C is for corn plaster

November 1, 2022

A corn plaster is a medicated pad that is supposed to each away at a corn. The acid that is used can not tell what is corn and what is normal skin, so it just eats away at whatever it is put on. That can be dangerous for those who are at sick (eg diabetes).

Corn plasters, also known as corn pads or corn cushions, are commonly used as a treatment for corns. However, it’s important to note that using corn plasters alone may not be sufficient for treating corns effectively. While corn plasters can provide temporary relief by reducing pressure and friction on the corn, they do not address the underlying cause of the corn.

Corns are typically caused by repetitive friction or pressure on a specific area of the skin, often due to ill-fitting shoes, abnormal foot anatomy, or certain activities. To effectively treat a corn, it’s essential to address the root cause and take steps to alleviate the pressure or friction that led to its development.

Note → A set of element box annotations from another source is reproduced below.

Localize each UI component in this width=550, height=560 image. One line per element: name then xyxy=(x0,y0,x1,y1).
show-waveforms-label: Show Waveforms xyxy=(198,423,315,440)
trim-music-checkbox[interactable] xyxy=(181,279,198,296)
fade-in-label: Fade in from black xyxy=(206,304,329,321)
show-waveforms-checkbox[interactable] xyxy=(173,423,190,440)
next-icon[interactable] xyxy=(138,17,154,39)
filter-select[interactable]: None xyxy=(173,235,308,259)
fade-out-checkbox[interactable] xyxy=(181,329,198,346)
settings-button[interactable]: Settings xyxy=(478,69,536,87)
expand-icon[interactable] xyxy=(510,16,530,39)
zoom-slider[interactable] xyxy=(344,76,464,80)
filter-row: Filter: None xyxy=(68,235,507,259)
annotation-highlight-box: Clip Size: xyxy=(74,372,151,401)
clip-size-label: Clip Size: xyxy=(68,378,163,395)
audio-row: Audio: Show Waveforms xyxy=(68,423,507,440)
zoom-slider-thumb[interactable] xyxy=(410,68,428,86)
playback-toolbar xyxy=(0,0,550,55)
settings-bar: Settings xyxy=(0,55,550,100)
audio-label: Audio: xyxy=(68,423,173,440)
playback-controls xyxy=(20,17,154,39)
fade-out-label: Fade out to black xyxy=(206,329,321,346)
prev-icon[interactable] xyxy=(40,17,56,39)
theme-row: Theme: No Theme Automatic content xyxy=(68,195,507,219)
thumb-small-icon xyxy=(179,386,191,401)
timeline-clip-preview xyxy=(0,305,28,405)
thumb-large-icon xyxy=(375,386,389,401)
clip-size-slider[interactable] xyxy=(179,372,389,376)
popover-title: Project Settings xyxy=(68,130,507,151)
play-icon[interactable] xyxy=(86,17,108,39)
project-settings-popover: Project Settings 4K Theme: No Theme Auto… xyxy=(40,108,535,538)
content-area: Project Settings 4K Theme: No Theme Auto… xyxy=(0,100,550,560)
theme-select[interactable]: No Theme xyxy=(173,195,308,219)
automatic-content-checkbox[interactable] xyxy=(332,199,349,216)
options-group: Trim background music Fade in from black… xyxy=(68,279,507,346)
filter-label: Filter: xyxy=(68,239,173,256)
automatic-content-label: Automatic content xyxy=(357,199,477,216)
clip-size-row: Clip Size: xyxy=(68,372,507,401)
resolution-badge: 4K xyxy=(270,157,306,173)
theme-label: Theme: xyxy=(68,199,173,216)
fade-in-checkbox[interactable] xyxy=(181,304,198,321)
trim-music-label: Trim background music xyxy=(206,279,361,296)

Here are some self help measures you can take along with using corn plasters to treat a corn:

  1. Wear Proper Footwear: Ensure that your shoes fit well and provide enough room for your toes. Avoid tight or narrow shoes that can compress the toes and increase friction.
  2. Use Protective Pads: Along with corn plasters, you can use non-medicated padding or toe sleeves to cushion and protect the corn, reducing further irritation.
  3. Soak and Moisturize: Soaking your feet in warm water can help soften the corn. After soaking, gently use a pumice stone to remove some of the dead skin. Applying a moisturizer to the affected area can help keep the skin soft and prevent excessive dryness.
  4. Avoid Self-Removal: It’s generally not advisable to attempt to remove a corn on your own, especially by cutting or shaving it. This can increase the risk of infection and other complications. If you are unable to manage the corn effectively or if it causes significant pain, it’s best to seek professional help from a healthcare provider or a podiatrist.

Remember, corn plasters can provide temporary relief, but for long-term management and prevention of corns, it’s important to address the underlying factors causing them. Consulting a podiatrist is recommended for an accurate diagnosis and appropriate treatment plan tailored to your specific needs if you have a corn.